Volunteers are the norm, full-time salary are the exception, and that is the far exception when you add up the number of volunteer departments vs full-time career departments in the country.
The volunteers really are that...non-compensated. I know guys on two departments because they care, and there aren't enough firefighters to go around. They care that those are their neighbors who's houses burn, get into accidents, and have life threatening health issues. And for their service they are lucky to get $100 at the end of the year which doesn't come close to returning what they've given out of their pocket in their own time, fuel, materials, etc.
I was recently at a volunteer fire station in northwest Ohio where the Chief made some comments that really stuck with me. He said he'd love to get some new equipment that works and helps them to get things done, but he couldn't submit a working budget because there was no city council...nobody ran. And when that happens, who puts fuel in the trucks? Who buys the tools and equipment? Who heats the fire station? Who pays the insurance, which can cost a single, small volunteer department $250k per year?
And what happens when the local volunteer station closes because it wasn't funded? The risk, response time, and insurance all increases for you and all of your neighbors who are now serviced by a department farther away, which is now taking more calls and is spread even thinner.

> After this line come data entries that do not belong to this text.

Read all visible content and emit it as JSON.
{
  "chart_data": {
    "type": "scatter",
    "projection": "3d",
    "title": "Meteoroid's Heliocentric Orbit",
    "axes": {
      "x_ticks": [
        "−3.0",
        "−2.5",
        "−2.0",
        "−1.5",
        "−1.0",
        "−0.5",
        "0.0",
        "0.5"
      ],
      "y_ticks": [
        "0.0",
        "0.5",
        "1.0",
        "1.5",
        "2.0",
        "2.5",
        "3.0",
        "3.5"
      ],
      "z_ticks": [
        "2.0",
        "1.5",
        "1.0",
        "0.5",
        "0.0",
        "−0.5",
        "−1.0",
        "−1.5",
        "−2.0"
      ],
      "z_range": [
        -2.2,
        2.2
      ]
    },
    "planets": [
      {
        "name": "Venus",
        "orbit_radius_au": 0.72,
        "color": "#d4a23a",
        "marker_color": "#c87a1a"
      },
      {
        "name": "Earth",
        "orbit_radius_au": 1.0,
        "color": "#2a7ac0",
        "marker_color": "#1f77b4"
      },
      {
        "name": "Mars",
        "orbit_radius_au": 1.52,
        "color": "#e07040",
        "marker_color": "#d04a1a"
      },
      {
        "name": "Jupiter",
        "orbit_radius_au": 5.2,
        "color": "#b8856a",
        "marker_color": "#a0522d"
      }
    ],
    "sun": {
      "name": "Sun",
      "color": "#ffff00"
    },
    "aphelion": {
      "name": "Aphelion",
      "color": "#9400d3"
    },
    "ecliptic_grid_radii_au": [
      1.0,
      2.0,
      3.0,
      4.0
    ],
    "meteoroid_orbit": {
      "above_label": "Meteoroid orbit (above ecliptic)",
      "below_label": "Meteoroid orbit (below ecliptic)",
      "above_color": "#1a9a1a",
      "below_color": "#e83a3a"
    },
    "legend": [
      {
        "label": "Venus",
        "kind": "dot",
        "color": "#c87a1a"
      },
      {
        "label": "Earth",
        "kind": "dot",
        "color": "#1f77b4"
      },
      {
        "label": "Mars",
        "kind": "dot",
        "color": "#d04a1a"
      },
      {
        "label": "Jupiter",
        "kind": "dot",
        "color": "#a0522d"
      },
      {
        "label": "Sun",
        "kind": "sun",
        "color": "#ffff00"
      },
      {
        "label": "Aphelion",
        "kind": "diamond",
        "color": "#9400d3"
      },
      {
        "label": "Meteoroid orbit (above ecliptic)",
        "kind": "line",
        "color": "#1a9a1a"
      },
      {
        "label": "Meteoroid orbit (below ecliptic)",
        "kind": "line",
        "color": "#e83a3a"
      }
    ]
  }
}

Fighting fires has become a rare activity. The largest amount of calls taken are, by far, medical. Stubbed toes to highway accidents, these are the guys who will get out of bed at 2am, rush to the scene of an accident, and attempt to save your friends and/or family after a drunk driver has plowed into them at an intersection, or go running out into a field after that plane goes down. And they don't do it for the money, because there is none.
Career firefighters with good pay do exist, but it's rare in the US for a municipal department. On the industrial side with their private industrial departments it's standard. The guys at Saudi Aramco are well compensated, but more than half of that is just for having to live out there as an expat. At home in the US it would be the guys at the refineries who make the $.
I don't think there is anything wrong with the OP for his original post or his opinion, but I saw a few piling on here with some misconceptions about what it is these guys do and what they receive. I'd say you can pick on the industrial guys if you want, but it's probably best to leave the volunteer municipal guys out of it.